Compliance

What compliance disclosures should a retirement calculator include?

By Isaiah Grant, Founder, AdvisorCal · April 15, 2026
The short answerA retirement calculator on an RIA's website should carry, at minimum, a statement that the tool provides estimates not investment advice, a clarification that results depend on assumptions that may not match the user's situation, a limitation on hypothetical performance claims, and a directive to consult a licensed advisor. Tailor the language to the firm's CCO-approved standard and place it near the results so users see it.

What compliance disclosures should a retirement calculator include?

TL;DR. A retirement calculator on an RIA's website should carry, at minimum, a statement that the tool provides estimates not investment advice, a clarification that results depend on assumptions that may not match the user's situation, a limitation on hypothetical performance claims, and a directive to consult a licensed advisor. Tailor the language to the firm's CCO-approved standard and place it near the results so users see it.

The four baseline disclosures

Every retirement calculator on an advisor site should include language covering these four points. The exact wording your CCO approves may differ; these are the ideas to cover.

1. Nature of the tool. "This calculator is an educational tool that provides estimates based on the inputs you enter. It is not investment, tax, or legal advice."

2. Assumptions and limitations. "Results depend on assumptions about rates of return, inflation, tax rates, and Social Security benefits. Actual results will differ — often substantially — from the estimates shown."

3. Hypothetical performance. "Projections displayed are hypothetical. Past performance does not guarantee future results. No warranty is made as to the accuracy or applicability of any result."

4. Call to consult a professional. "For decisions specific to your situation, consult a qualified financial advisor, tax professional, or attorney as appropriate."

The additional disclosures that depend on the calculator

Some calculators need specific extra language.

Roth conversion and tax-strategy calculators. Add a note that tax law changes frequently, that state tax is not modeled (if that is true of the calculator), and that IRMAA, NIIT, and other phase-outs may affect actual results.

Social Security calculators. Clarify that SSA estimates can change, that benefits depend on the claiming age actually selected in the future, and that the claiming decision involves many factors beyond maximizing the monthly benefit.

Medicare / IRMAA calculators. Note that IRMAA brackets are reset annually by SSA based on CMS data and that the calculator uses the currently-published 2026 thresholds. The two-year look-back (2024 MAGI determines 2026 IRMAA) should be disclosed because it is the most misunderstood part of the rule.

Federal employee calculators (FERS, TSP, FEHB). Note that federal benefits rules change, that OPM is the authoritative source, and that the calculator's estimates are not an official benefits calculation.

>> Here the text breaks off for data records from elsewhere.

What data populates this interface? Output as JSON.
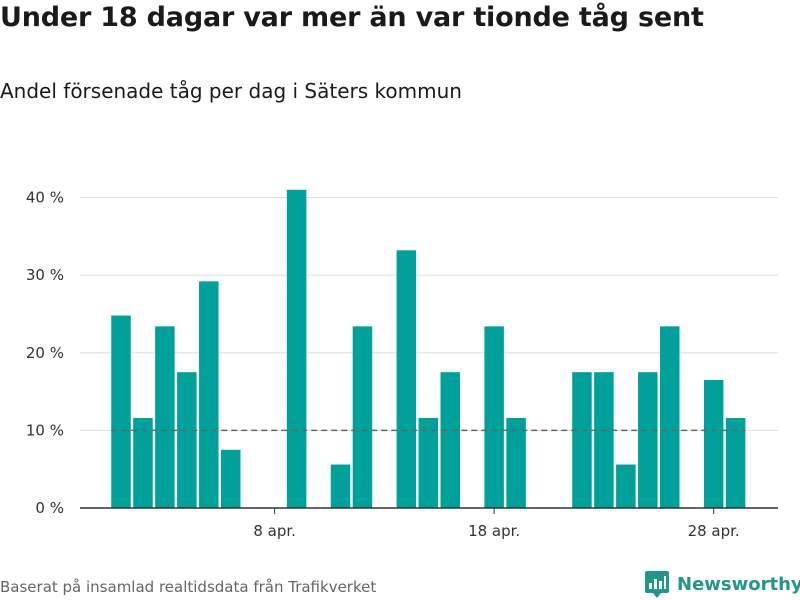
{
  "title": "Under 18 dagar var mer än var tionde tåg sent",
  "subtitle": "Andel försenade tåg per dag i Säters kommun",
  "source": "Baserat på insamlad realtidsdata från Trafikverket",
  "brand": {
    "name": "Newsworthy",
    "icon": "newsworthy-logo-icon"
  },
  "colors": {
    "bar": "#00a19a",
    "reference_line": "#666666",
    "grid": "#dddddd",
    "brand": "#23968a"
  },
  "chart_data": {
    "type": "bar",
    "x_unit": "day of April",
    "x": [
      1,
      2,
      3,
      4,
      5,
      6,
      7,
      8,
      9,
      10,
      11,
      12,
      13,
      14,
      15,
      16,
      17,
      18,
      19,
      20,
      21,
      22,
      23,
      24,
      25,
      26,
      27,
      28,
      29,
      30
    ],
    "values": [
      24.8,
      11.6,
      23.4,
      17.5,
      29.2,
      7.5,
      0,
      0,
      41,
      0,
      5.6,
      23.4,
      0,
      33.2,
      11.6,
      17.5,
      0,
      23.4,
      11.6,
      0,
      0,
      17.5,
      17.5,
      5.6,
      17.5,
      23.4,
      0,
      16.5,
      11.6,
      0
    ],
    "y_unit": "%",
    "ylim": [
      0,
      42
    ],
    "yticks": [
      0,
      10,
      20,
      30,
      40
    ],
    "ytick_labels": [
      "0 %",
      "10 %",
      "20 %",
      "30 %",
      "40 %"
    ],
    "xtick_positions": [
      8,
      18,
      28
    ],
    "xtick_labels": [
      "8 apr.",
      "18 apr.",
      "28 apr."
    ],
    "reference_line": {
      "value": 10,
      "style": "dashed"
    },
    "grid": true,
    "legend": false
  }
}
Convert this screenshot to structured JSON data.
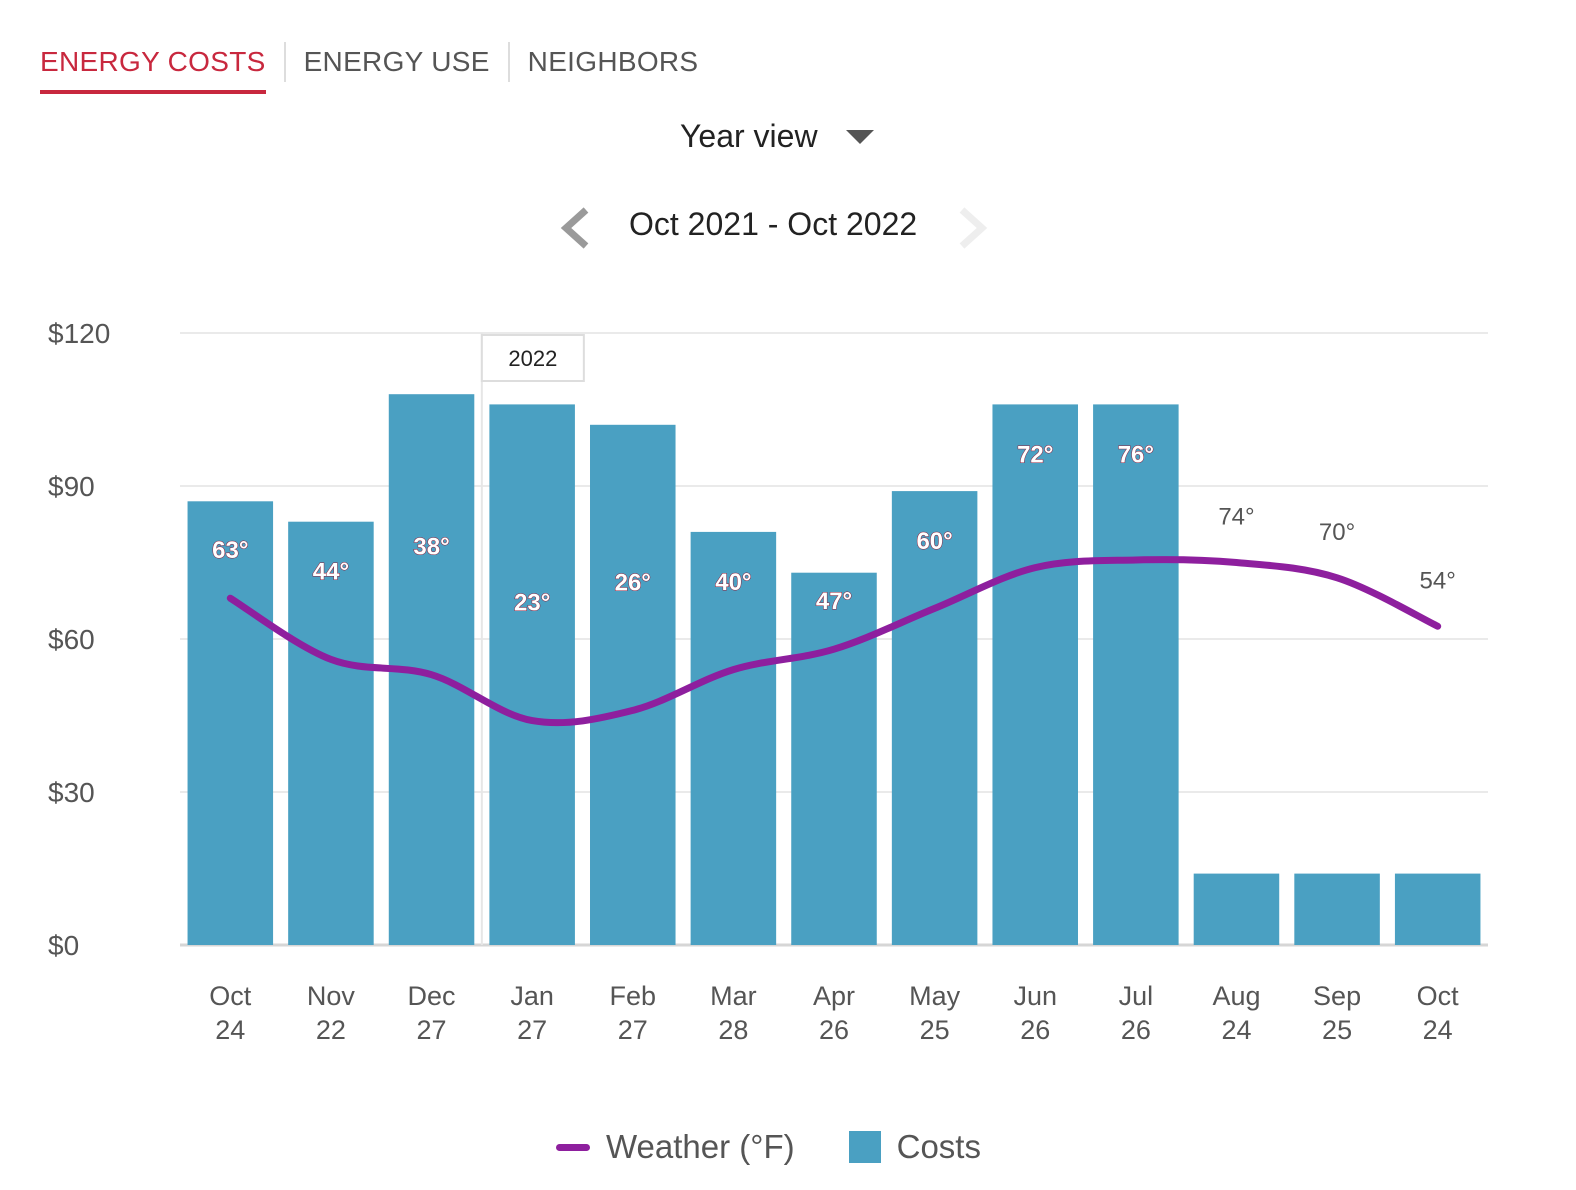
{
  "tabs": [
    {
      "label": "ENERGY COSTS",
      "active": true
    },
    {
      "label": "ENERGY USE",
      "active": false
    },
    {
      "label": "NEIGHBORS",
      "active": false
    }
  ],
  "view_select": {
    "label": "Year view"
  },
  "date_range": {
    "label": "Oct 2021 - Oct 2022"
  },
  "colors": {
    "accent": "#c8283e",
    "bar": "#4aa0c2",
    "line": "#8e1f9e",
    "grid": "#e3e3e3"
  },
  "icons": {
    "prev": "chevron-left-icon",
    "next": "chevron-right-icon",
    "dropdown": "caret-down-icon"
  },
  "chart_data": {
    "type": "bar",
    "categories": [
      "Oct",
      "Nov",
      "Dec",
      "Jan",
      "Feb",
      "Mar",
      "Apr",
      "May",
      "Jun",
      "Jul",
      "Aug",
      "Sep",
      "Oct"
    ],
    "category_sublabels": [
      "24",
      "22",
      "27",
      "27",
      "27",
      "28",
      "26",
      "25",
      "26",
      "26",
      "24",
      "25",
      "24"
    ],
    "year_marker": {
      "category_index": 3,
      "label": "2022"
    },
    "yticks": [
      "$0",
      "$30",
      "$60",
      "$90",
      "$120"
    ],
    "ylim": [
      0,
      120
    ],
    "grid": true,
    "series": [
      {
        "name": "Costs",
        "type": "bar",
        "values": [
          87,
          83,
          108,
          106,
          102,
          81,
          73,
          89,
          106,
          106,
          14,
          14,
          14
        ]
      },
      {
        "name": "Weather (°F)",
        "type": "line",
        "values": [
          63,
          44,
          38,
          23,
          26,
          40,
          47,
          60,
          72,
          76,
          74,
          70,
          54
        ],
        "labels": [
          "63°",
          "44°",
          "38°",
          "23°",
          "26°",
          "40°",
          "47°",
          "60°",
          "72°",
          "76°",
          "74°",
          "70°",
          "54°"
        ],
        "line_positions_cost_units": [
          68,
          56,
          53,
          44,
          46,
          54,
          58,
          66,
          74,
          75.5,
          75,
          72,
          62.5
        ]
      }
    ],
    "legend_position": "bottom"
  }
}
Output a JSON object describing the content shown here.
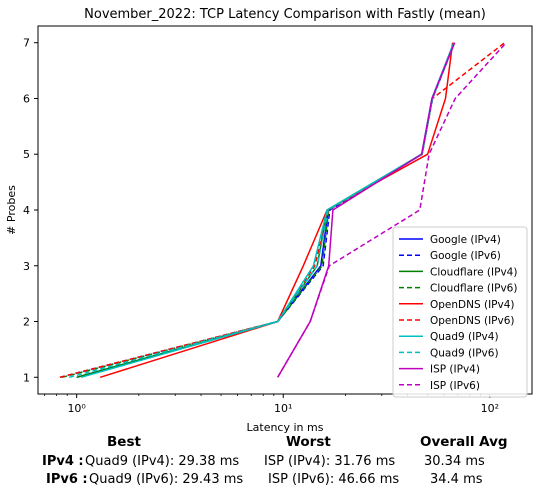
{
  "chart_data": {
    "type": "line",
    "title": "November_2022: TCP Latency Comparison with Fastly (mean)",
    "xlabel": "Latency in ms",
    "ylabel": "# Probes",
    "xscale": "log",
    "xlim": [
      0.65,
      160
    ],
    "ylim": [
      0.7,
      7.3
    ],
    "x_ticks": [
      1,
      10,
      100
    ],
    "x_tick_labels": [
      "10⁰",
      "10¹",
      "10²"
    ],
    "y_ticks": [
      1,
      2,
      3,
      4,
      5,
      6,
      7
    ],
    "grid": false,
    "legend_position": "lower-right",
    "series": [
      {
        "name": "Google (IPv4)",
        "color": "#0000ff",
        "dash": "solid",
        "x": [
          1.0,
          9.4,
          15.2,
          16.5,
          46.8,
          52.5,
          67.0
        ],
        "y": [
          1,
          2,
          3,
          4,
          5,
          6,
          7
        ]
      },
      {
        "name": "Google (IPv6)",
        "color": "#0000ff",
        "dash": "dashed",
        "x": [
          0.83,
          9.4,
          15.6,
          16.8,
          47.0,
          52.8,
          67.5
        ],
        "y": [
          1,
          2,
          3,
          4,
          5,
          6,
          7
        ]
      },
      {
        "name": "Cloudflare (IPv4)",
        "color": "#008000",
        "dash": "solid",
        "x": [
          1.0,
          9.4,
          14.6,
          16.3,
          46.8,
          52.5,
          67.0
        ],
        "y": [
          1,
          2,
          3,
          4,
          5,
          6,
          7
        ]
      },
      {
        "name": "Cloudflare (IPv6)",
        "color": "#008000",
        "dash": "dashed",
        "x": [
          0.85,
          9.4,
          15.4,
          16.6,
          47.0,
          52.8,
          67.5
        ],
        "y": [
          1,
          2,
          3,
          4,
          5,
          6,
          7
        ]
      },
      {
        "name": "OpenDNS (IPv4)",
        "color": "#ff0000",
        "dash": "solid",
        "x": [
          1.3,
          9.4,
          12.5,
          16.3,
          50.0,
          61.0,
          66.0
        ],
        "y": [
          1,
          2,
          3,
          4,
          5,
          6,
          7
        ]
      },
      {
        "name": "OpenDNS (IPv6)",
        "color": "#ff0000",
        "dash": "dashed",
        "x": [
          0.83,
          9.4,
          14.2,
          16.6,
          47.0,
          52.8,
          118.0
        ],
        "y": [
          1,
          2,
          3,
          4,
          5,
          6,
          7
        ]
      },
      {
        "name": "Quad9 (IPv4)",
        "color": "#00bfbf",
        "dash": "solid",
        "x": [
          1.05,
          9.4,
          14.0,
          16.3,
          46.8,
          52.5,
          67.0
        ],
        "y": [
          1,
          2,
          3,
          4,
          5,
          6,
          7
        ]
      },
      {
        "name": "Quad9 (IPv6)",
        "color": "#00bfbf",
        "dash": "dashed",
        "x": [
          0.92,
          9.4,
          14.6,
          16.5,
          47.0,
          52.8,
          67.5
        ],
        "y": [
          1,
          2,
          3,
          4,
          5,
          6,
          7
        ]
      },
      {
        "name": "ISP (IPv4)",
        "color": "#bf00bf",
        "dash": "solid",
        "x": [
          9.4,
          13.5,
          16.6,
          17.4,
          46.8,
          52.5,
          67.5
        ],
        "y": [
          1,
          2,
          3,
          4,
          5,
          6,
          7
        ]
      },
      {
        "name": "ISP (IPv6)",
        "color": "#bf00bf",
        "dash": "dashed",
        "x": [
          9.4,
          13.5,
          16.7,
          45.8,
          50.8,
          68.0,
          120.0
        ],
        "y": [
          1,
          2,
          3,
          4,
          5,
          6,
          7
        ]
      }
    ]
  },
  "stats": {
    "headers": {
      "best": "Best",
      "worst": "Worst",
      "avg": "Overall Avg"
    },
    "ipv4": {
      "label": "IPv4 :",
      "best": "Quad9 (IPv4): 29.38 ms",
      "worst": "ISP (IPv4): 31.76 ms",
      "avg": "30.34 ms"
    },
    "ipv6": {
      "label": "IPv6 :",
      "best": "Quad9 (IPv6): 29.43 ms",
      "worst": "ISP (IPv6): 46.66 ms",
      "avg": "34.4 ms"
    }
  }
}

Where the disclosures should live

Near the results, not just in the footer. A user who sees a retirement income projection of $8,400/month should see the assumptions and disclosures on the same screen. Footer-only disclaimers are easier to miss and weaker from a compliance standpoint.

Good practice is a collapsible "Assumptions and disclosures" block immediately below the results, with the four baseline points above plus any calculator-specific language.

What the firm's CCO should review

Language. Placement. Applicability to the specific calculator. And record retention — the calculator version, its inputs, its disclosures, and any marketing copy around it need to be archived under Rule 204-2 for at least five years.

Key facts

Common follow-ups

Does a generic site-wide disclaimer cover calculator disclosures? Usually no. Calculator disclosures should be specific to the tool's assumptions and visible near the results.

Do I need different disclosures for consumer-facing vs advisor-only calculators? Yes. Advisor-only tools used in client meetings have a different audience than public calculators on a website. The disclosures can be lighter for advisor-only tools but record-keeping still applies.

Who approves the language? The firm's Chief Compliance Officer, sometimes with input from outside compliance counsel. The vendor provides placement; the firm owns the language.

When this doesn't apply

Broker-dealers under FINRA Rule 2210 have pre-approval requirements that go beyond the RIA model above. A dual-registered firm clears the calculator under both frameworks.